Sur les margelles d’un muret du second hangar, deux hommes, aux boubous mouillés et à la chevelure blanche croisent les doigts le temps que la mer se calme. Mouhmadou Ngom est âgé de 60 ans et Mamadou Seck a 65 ans. Ces sages sont les témoins de tous les cérémonials, aussi bien sur ce quai que dans d’autres lieux. « J’ai vu que beaucoup de personnes ne veulent pas rencontrer en premier une femme ou un homme. Si un jour quelqu’un rencontre en premier une personne qui n’est pas de sa préférence, il est diminué sur le plan moral », avance Mamadou Seck.
Heritage culturel
Les convictions religieuses n’ont pas mis à rude épreuve ces croyances. Elles font partie des héritages culturels transmis de génération en génération. « Nous sommes des musulmans. Nous croyons au destin. Les Sénégalais se conforment à ces croyances, parce qu’ils ont vu leurs aïeuls les respecter. On les respecte par méfiance et par conviction », raconte Mamadou Seck. Son compagnon Mouhamdou Ngom, un sérère élancé, au teint noir foncé refuse de s’enfermer dans ces carcans. Certaines personnes, regrette-t-il, accordent beaucoup d’importance à ces actes. « C’est un réflexe pour beaucoup de Sénégalais. J’ai vu plusieurs personnes se plaindre lorsqu’elles rencontrent, tôt le matin, une femme ou un homme. Je ne colle pas d’importance à cela. Nous devons croire au destin », objecte-t-il.

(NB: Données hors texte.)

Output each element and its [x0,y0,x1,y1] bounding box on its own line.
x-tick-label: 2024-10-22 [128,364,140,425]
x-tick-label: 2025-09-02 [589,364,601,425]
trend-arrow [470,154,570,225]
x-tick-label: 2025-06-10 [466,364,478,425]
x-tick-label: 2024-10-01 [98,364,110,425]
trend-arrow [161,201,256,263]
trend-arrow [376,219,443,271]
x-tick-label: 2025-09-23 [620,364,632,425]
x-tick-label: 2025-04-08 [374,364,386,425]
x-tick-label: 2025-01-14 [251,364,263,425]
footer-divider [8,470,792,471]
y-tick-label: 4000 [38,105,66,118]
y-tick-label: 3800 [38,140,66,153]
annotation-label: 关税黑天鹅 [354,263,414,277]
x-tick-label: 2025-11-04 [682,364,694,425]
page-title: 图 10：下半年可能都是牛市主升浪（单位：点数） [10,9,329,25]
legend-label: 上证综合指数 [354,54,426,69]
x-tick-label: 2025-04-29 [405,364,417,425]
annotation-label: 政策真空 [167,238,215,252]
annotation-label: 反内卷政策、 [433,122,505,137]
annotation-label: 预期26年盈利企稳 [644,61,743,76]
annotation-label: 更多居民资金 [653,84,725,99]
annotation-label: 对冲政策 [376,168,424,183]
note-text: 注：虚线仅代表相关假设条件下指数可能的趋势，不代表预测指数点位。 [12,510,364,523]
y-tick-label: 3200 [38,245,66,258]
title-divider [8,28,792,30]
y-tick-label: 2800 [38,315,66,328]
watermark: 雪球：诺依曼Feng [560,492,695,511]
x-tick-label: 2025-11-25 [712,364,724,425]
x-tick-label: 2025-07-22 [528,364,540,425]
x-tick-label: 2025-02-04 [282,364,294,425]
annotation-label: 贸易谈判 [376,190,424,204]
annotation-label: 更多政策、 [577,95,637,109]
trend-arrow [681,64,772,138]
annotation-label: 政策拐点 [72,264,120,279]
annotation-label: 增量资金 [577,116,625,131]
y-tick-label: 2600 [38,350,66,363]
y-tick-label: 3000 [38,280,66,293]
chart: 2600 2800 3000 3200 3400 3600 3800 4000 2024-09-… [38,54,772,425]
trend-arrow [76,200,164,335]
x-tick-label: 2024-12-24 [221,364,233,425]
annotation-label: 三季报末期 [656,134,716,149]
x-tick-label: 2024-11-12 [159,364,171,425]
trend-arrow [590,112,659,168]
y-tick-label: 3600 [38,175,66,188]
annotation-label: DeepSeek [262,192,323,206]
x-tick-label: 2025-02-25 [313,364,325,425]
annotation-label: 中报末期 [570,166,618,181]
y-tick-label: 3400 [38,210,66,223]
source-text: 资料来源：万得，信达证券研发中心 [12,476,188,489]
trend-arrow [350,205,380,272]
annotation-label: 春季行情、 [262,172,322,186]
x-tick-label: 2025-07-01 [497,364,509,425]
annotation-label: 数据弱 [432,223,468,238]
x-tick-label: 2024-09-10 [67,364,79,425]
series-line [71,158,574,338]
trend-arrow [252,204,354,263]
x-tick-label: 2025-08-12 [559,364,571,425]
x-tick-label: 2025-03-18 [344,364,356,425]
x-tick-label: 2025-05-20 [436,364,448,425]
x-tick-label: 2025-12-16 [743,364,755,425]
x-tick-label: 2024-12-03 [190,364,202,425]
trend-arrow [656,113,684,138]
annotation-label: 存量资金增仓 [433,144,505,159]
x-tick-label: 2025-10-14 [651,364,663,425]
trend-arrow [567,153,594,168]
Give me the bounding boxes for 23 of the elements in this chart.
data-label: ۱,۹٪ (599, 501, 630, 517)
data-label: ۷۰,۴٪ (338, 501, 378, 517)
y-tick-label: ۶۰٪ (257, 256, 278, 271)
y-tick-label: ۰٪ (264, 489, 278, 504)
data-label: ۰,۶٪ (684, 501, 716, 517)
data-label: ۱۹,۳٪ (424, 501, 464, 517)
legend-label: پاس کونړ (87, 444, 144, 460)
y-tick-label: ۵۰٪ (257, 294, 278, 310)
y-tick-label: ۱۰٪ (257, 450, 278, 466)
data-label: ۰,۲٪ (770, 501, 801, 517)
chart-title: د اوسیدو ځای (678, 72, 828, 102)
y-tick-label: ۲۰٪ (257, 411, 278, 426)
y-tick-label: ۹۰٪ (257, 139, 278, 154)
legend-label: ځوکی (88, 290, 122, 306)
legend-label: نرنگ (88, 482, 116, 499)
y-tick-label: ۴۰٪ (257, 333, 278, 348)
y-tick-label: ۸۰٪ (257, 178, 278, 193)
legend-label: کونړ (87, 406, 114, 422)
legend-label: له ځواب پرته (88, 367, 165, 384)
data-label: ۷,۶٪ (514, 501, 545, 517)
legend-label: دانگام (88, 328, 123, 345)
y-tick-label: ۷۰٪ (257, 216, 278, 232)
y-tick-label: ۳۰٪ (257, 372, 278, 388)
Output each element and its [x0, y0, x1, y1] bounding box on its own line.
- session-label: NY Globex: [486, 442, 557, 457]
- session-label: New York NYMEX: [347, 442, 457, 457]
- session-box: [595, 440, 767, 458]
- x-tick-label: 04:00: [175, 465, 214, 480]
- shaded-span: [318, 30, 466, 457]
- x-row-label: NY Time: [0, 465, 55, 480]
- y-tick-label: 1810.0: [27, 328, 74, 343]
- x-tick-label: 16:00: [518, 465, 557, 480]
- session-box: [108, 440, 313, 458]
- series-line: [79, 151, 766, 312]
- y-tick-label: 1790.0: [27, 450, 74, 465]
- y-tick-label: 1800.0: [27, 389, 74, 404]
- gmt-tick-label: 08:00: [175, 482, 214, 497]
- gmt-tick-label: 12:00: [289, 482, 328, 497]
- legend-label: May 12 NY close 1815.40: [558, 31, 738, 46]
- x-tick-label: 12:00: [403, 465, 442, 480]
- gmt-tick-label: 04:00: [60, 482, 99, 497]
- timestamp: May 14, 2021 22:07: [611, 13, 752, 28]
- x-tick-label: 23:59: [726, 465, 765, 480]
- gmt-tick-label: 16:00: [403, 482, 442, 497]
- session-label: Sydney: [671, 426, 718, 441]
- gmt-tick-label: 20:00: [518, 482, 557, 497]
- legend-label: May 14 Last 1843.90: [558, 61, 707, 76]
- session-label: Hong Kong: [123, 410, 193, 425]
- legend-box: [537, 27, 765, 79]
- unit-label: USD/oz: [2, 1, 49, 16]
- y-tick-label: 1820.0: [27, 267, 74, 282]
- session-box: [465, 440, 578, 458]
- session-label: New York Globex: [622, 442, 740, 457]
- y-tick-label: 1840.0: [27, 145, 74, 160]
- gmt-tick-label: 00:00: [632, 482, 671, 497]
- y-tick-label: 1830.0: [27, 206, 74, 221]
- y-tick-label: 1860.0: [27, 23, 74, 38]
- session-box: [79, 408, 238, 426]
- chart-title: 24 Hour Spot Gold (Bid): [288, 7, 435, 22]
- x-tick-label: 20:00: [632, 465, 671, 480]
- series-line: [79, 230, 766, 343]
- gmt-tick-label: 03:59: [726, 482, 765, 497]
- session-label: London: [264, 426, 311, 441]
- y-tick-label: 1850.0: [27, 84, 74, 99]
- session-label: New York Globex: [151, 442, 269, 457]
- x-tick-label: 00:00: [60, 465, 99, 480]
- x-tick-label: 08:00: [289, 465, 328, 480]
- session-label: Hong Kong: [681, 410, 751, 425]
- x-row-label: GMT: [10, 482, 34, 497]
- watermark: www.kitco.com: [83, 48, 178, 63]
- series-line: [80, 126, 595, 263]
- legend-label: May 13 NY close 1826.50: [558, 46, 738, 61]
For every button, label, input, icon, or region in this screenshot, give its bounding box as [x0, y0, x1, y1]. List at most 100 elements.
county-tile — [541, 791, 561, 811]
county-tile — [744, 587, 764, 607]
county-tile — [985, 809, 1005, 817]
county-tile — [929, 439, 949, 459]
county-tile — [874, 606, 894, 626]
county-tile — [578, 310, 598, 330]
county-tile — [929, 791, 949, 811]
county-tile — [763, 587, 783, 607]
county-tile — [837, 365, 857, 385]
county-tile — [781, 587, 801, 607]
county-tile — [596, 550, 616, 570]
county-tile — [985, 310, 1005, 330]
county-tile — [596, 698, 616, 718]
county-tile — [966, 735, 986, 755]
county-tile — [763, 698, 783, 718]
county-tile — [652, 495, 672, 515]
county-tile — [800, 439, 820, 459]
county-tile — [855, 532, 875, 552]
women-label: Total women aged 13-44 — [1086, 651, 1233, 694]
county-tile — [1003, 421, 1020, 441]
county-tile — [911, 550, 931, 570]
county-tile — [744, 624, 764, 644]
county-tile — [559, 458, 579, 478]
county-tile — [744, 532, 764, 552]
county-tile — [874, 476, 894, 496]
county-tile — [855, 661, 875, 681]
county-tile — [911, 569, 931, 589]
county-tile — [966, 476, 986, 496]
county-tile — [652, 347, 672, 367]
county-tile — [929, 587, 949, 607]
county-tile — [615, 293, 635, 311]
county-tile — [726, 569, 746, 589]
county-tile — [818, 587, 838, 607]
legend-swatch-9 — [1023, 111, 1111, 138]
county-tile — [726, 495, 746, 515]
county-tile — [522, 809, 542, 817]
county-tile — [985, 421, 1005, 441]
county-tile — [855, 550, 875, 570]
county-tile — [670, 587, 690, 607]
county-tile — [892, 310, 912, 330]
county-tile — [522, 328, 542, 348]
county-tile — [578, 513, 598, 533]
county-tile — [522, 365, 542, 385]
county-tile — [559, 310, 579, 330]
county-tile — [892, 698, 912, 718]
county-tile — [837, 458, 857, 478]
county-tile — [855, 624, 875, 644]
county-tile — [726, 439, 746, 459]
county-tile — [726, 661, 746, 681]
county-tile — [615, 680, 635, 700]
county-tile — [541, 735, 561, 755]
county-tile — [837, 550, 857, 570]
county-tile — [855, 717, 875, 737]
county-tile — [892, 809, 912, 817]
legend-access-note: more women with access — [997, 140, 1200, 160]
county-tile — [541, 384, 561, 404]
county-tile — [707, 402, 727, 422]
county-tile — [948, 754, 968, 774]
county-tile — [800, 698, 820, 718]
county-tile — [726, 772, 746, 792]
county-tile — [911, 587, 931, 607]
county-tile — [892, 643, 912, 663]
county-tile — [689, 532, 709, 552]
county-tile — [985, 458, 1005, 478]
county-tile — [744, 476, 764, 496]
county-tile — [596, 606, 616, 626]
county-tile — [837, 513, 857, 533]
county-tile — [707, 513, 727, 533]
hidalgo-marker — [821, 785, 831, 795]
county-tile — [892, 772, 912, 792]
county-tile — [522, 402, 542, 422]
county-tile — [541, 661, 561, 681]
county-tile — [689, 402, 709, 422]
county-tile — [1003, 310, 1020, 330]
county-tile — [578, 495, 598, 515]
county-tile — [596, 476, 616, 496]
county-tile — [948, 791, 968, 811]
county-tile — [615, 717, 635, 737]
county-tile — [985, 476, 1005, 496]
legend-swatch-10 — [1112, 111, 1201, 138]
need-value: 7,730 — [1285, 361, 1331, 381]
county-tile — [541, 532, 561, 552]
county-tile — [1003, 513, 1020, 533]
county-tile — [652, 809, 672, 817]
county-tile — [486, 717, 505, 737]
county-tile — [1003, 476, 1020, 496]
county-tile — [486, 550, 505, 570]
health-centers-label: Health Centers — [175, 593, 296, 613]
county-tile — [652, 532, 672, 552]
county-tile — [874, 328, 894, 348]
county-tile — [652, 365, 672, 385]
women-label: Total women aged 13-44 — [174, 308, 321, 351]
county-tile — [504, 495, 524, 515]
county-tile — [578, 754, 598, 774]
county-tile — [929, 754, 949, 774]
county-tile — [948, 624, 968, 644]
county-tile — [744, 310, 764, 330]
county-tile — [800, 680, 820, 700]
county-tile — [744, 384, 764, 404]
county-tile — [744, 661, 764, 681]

Trouvé à l’angle d’une rue, Ousmane Sylla est assis près d’un groupe de femmes sur le hangar principal. Il a le regard suspendu sur ces filles et garçons qui se bousculent dans l’eau pour débarquer les caisses de poissons des pirogues. « J’ai une certaine confiance lorsque je croise en premier une femme. Je ne peux pas l’expliquer, la fille et la femme me portent chance », s’exclame-t-il. « Je ne crois pas tellement à cela », réplique une dame assise à ses côtés. Le sujet est alors sur toutes les lèvres. « Un musulman doit tout laisser entre les mains de Dieu, c’est lui qui donne à qui il veut », lâche une dame corpulente, le foulard accroché sur les épaules, une bassine coincée entre son bras et ses côtes. « Nous sommes des musulmans, mais cela n’empêche pas que l’on respecte certains actes qui n’ont rien à voir avec la religion. Nous versons de l’eau tout autour de nous, dans la matinée pour attirer plus de clients afin d’écouler vite nos produits », tonne une autre.
Le soleil est au zénith. La plage perd son effervescence. Les vendeuses et pêcheurs se refugient sous les hangars secondaires où dorment des femmes et des hommes.